Katliamın sorumlularına “katil” dedikleri için mahkemenin kendilerini  susturmaya çalıştığını ve salondan atmak ile tehdit ettiğini söyleyen Özdemir, 29 Eylül’de Urfa 5. Ağır Ceza Mahkemesi’nde görülecek olan dava öncesinde taleplerini şu şekilde sıraladı:

"* Dönemin başbakanı olan ve kanlı katliamların olduğu dönemi siyasi ranta çevirmeye çalışan Ahmet Davutoğlu mahkemeye gelerek bildiklerini anlatsın.

* Suruç’ta kullanılan bombaları temin ettiği gerekçesi ile tutuklanan Halef Süleyman isimli çete, üyesi Suruç katliamı dosyasına eklensin.

* Dosyaya 6 yıldır eklenmeyen, eksik görüntüler dosyaya eklensin.

* Olay yerinin fotoğraflarını çekerken yakalanan Abdullah Ömer Arslan isimli şahıs yargılanıp katliamı yapanlara yardım edip etmediği açığa çıkarılsın.

* Suruç katliamı davasında taleplerimizin gerçekleştirilmesinin eli kanlı örgütün yaptğı bir çok katliamında aydınlatılmasına yardım edeceğine inanıyoruz.
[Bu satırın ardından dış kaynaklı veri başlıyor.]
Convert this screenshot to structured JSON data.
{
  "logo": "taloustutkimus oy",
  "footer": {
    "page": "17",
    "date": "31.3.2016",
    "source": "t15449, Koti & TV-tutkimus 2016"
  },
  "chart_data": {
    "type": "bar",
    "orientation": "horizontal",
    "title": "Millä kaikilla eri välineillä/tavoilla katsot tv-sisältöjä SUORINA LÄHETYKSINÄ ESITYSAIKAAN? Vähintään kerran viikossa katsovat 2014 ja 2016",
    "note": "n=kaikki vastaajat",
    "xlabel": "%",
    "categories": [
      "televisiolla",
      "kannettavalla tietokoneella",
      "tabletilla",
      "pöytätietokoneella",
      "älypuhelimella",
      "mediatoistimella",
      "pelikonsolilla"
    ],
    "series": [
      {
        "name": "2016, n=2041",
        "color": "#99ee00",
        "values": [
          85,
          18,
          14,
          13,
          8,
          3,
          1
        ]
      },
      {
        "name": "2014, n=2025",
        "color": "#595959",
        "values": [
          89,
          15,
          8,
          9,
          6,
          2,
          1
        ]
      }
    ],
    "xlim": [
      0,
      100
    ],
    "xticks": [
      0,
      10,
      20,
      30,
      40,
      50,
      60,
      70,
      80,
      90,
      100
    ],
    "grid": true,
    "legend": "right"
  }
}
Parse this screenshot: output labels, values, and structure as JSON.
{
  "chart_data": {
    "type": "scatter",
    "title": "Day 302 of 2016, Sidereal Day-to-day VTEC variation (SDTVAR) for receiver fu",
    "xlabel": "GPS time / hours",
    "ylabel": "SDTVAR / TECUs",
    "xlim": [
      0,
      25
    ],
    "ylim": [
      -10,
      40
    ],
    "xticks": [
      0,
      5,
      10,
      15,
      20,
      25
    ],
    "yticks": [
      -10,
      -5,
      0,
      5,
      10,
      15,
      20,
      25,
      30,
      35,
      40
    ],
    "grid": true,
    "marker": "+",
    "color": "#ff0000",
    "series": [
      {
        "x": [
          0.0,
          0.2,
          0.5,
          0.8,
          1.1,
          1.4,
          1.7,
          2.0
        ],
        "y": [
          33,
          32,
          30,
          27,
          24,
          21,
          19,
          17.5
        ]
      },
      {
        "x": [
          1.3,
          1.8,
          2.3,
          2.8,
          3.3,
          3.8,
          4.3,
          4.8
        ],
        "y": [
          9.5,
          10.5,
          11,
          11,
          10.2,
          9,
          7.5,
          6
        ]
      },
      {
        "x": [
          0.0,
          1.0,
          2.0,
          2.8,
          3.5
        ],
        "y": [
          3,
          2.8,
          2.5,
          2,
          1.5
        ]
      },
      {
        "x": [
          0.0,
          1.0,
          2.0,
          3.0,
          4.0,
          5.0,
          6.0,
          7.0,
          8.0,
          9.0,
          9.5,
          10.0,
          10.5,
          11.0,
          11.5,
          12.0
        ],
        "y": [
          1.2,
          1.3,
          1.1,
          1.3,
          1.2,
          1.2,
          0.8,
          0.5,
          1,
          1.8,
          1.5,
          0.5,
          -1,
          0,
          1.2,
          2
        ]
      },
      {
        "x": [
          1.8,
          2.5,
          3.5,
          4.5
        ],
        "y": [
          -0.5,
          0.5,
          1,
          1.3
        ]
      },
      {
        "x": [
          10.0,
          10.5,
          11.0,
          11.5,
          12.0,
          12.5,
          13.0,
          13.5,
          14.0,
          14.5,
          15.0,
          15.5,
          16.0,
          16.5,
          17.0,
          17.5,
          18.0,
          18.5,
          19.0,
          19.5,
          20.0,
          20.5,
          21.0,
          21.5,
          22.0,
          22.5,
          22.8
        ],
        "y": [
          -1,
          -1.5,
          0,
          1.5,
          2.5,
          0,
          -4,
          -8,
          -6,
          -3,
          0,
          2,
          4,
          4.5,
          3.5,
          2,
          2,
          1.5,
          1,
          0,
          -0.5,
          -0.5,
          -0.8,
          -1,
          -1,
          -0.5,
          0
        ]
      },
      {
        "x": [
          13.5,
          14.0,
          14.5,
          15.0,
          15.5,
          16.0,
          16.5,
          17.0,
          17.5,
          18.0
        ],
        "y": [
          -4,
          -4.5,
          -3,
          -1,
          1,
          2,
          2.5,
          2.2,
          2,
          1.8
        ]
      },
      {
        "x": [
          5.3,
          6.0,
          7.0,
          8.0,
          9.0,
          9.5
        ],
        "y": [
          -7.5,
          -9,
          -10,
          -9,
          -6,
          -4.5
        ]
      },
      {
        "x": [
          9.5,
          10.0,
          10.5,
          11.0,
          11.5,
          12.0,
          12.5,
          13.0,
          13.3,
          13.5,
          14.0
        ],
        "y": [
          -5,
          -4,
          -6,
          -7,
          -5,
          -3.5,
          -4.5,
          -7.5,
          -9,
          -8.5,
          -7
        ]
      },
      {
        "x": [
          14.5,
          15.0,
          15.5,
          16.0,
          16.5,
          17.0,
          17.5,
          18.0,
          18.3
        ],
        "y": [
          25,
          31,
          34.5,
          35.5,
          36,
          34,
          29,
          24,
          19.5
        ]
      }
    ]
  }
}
* Bu nedenle; Başta Suruç, Ankara ve Amed  katliamları olmak üzere, karanlık odaklar tarafından tezgahlanan bütün katliamlarının üzerindeki perdelerin kaldırılmasını ve gerçeklerin açığa çıkarılmasını istiyoruz."

Açıklama oturma eyleminin ardından katliamda yaşamını yitirenlerin isimleri söylenerek "yaşıyor" denildi. Açıklama sloganlar eşliğinde son buldu.